A recent Jacksonville Business Journal article, JEA Shakes Up Solar Policies, discusses how JEA’s new policies are helping to securing Florida’s future.

 

JEA unanimously approved Tuesday policies to increase the authority’s reliance on solar energy, to cut an incentive for homeowners to install solar panels and to create an incentive for homeowners to add storage batteries to their solar arrays.

JEA will add up to 250 megawatts of solar power to its energy portfolio. It is budgeting up to $50 million to buy land for solar farms, which could be operational by late 2019. This addition of solar power, which dwarfs the 50 megawatts currently produced by JEA, would make Jacksonville the largest solar community in the United States per capita, based on projections of other cities’ portfolios.

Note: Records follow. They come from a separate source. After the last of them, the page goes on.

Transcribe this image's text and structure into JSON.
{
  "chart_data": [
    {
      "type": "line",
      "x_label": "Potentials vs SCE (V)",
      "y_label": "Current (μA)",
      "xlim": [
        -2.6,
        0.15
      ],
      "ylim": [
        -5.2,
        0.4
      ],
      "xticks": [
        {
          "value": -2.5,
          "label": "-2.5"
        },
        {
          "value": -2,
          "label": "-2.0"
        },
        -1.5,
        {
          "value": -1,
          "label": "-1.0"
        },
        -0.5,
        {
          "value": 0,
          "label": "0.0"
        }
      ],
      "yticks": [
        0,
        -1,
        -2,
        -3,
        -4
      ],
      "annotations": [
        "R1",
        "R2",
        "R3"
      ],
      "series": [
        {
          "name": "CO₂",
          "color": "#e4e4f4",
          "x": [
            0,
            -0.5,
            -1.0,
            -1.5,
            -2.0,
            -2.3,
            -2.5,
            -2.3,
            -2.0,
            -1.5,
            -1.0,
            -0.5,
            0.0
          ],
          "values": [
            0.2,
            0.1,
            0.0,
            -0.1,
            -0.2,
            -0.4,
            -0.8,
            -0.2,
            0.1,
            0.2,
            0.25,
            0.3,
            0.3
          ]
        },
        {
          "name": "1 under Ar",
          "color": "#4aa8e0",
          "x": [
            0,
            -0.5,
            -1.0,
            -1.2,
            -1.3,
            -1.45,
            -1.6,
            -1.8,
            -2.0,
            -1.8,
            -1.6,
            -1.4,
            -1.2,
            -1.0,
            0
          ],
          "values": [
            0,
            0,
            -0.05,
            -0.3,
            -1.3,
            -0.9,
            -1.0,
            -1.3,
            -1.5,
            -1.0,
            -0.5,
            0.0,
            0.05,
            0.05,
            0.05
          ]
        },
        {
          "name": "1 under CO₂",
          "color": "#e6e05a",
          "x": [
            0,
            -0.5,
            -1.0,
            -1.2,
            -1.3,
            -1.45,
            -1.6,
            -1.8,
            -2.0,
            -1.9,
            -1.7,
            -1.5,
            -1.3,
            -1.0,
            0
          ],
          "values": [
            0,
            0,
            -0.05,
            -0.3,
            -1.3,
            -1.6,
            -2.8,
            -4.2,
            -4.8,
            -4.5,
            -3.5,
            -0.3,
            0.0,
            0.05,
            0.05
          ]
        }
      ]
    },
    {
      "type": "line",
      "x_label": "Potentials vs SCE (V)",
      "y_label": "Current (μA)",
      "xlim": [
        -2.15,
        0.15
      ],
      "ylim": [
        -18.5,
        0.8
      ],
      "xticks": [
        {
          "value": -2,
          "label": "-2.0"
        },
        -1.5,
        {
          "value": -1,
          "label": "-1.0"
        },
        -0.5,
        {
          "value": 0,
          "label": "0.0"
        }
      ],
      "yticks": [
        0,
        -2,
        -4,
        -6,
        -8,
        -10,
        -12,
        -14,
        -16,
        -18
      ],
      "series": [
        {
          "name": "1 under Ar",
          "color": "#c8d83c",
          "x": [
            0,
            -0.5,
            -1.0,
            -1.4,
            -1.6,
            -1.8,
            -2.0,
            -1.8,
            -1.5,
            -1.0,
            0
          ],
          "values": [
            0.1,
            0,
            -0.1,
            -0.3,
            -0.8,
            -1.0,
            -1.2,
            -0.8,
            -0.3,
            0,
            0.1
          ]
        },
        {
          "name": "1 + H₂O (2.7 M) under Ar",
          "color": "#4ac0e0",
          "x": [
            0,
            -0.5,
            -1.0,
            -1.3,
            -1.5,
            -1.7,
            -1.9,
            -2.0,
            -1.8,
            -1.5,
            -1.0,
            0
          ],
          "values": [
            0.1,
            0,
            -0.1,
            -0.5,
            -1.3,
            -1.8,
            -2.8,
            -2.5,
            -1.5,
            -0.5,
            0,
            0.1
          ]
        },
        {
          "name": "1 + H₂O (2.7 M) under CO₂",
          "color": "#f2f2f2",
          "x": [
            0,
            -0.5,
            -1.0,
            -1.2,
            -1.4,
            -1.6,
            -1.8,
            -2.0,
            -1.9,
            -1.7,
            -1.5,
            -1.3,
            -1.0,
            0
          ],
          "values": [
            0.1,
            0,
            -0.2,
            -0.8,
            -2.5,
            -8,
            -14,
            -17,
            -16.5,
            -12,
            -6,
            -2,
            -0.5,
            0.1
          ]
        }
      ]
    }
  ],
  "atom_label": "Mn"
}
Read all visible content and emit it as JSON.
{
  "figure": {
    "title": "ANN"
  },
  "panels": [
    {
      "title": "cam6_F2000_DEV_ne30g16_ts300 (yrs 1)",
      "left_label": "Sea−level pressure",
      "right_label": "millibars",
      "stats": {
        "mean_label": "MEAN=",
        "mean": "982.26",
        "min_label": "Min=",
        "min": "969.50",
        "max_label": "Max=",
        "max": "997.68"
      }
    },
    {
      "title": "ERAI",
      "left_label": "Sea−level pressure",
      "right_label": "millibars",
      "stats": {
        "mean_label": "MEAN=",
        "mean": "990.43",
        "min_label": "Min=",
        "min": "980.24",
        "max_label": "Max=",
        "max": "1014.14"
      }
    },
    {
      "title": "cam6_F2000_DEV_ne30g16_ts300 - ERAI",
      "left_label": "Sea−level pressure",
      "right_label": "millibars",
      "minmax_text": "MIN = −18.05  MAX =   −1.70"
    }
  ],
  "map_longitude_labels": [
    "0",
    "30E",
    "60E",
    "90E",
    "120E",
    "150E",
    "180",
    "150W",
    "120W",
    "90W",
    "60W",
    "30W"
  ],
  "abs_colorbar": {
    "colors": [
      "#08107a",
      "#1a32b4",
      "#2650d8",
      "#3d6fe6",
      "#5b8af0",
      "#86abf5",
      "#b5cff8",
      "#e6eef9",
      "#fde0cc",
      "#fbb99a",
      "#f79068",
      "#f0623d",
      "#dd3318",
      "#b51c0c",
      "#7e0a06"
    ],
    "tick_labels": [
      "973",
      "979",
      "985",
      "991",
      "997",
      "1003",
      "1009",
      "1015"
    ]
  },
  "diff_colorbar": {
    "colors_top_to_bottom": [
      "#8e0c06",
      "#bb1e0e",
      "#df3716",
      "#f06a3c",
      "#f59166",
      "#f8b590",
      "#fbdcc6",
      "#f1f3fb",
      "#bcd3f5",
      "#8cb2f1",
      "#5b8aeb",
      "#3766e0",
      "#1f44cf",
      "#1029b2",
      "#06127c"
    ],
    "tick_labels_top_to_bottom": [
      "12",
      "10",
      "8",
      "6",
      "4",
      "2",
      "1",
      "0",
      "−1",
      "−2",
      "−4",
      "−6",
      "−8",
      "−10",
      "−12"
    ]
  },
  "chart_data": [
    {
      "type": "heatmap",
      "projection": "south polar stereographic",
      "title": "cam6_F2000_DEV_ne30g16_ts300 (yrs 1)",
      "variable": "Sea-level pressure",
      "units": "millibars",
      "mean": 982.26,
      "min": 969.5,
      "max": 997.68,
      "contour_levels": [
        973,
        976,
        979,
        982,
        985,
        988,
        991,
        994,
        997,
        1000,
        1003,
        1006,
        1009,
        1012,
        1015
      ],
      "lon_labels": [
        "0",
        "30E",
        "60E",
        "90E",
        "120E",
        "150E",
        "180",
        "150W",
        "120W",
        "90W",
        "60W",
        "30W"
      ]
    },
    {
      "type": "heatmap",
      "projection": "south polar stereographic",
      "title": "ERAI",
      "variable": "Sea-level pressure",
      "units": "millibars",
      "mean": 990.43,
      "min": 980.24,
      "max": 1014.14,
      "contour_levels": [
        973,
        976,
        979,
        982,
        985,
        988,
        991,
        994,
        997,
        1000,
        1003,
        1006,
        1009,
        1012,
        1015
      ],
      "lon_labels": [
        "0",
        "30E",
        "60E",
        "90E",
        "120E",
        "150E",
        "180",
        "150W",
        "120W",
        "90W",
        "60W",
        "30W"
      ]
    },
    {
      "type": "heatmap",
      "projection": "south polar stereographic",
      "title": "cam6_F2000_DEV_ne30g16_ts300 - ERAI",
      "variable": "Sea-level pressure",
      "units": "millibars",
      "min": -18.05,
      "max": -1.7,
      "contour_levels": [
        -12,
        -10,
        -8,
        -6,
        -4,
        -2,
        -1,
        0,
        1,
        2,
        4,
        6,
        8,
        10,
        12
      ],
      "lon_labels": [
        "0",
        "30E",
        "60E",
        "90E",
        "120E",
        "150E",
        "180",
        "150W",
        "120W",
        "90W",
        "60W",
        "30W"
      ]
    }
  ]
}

JEA staff members lauded solar power in their presentation to the board of directors. They noted that solar power had reached price parity with fossil fuel generation and that JEA customers are increasingly adding solar panels to their homes. The cost to install solar systems has fallen 70 percent since 2010, leading to a 68 percent annual growth rate for the industry nationwide, according to data from the Solar Energy Industries Association.

Yet, JEA is rolling back net metering benefits that homeowners rely upon to justify the high upfront cost of solar system installation. Under the current net metering policy, which began in 2009, homeowners with solar systems receive $0.10 per kilowatt hour of energy that they produce above their consumption. Starting Apr. 1, this will roll back to just over $0.03 per kilowatt hour. However, those currently receiving the $0.10 payout will be grandfathered in for the next 20 years.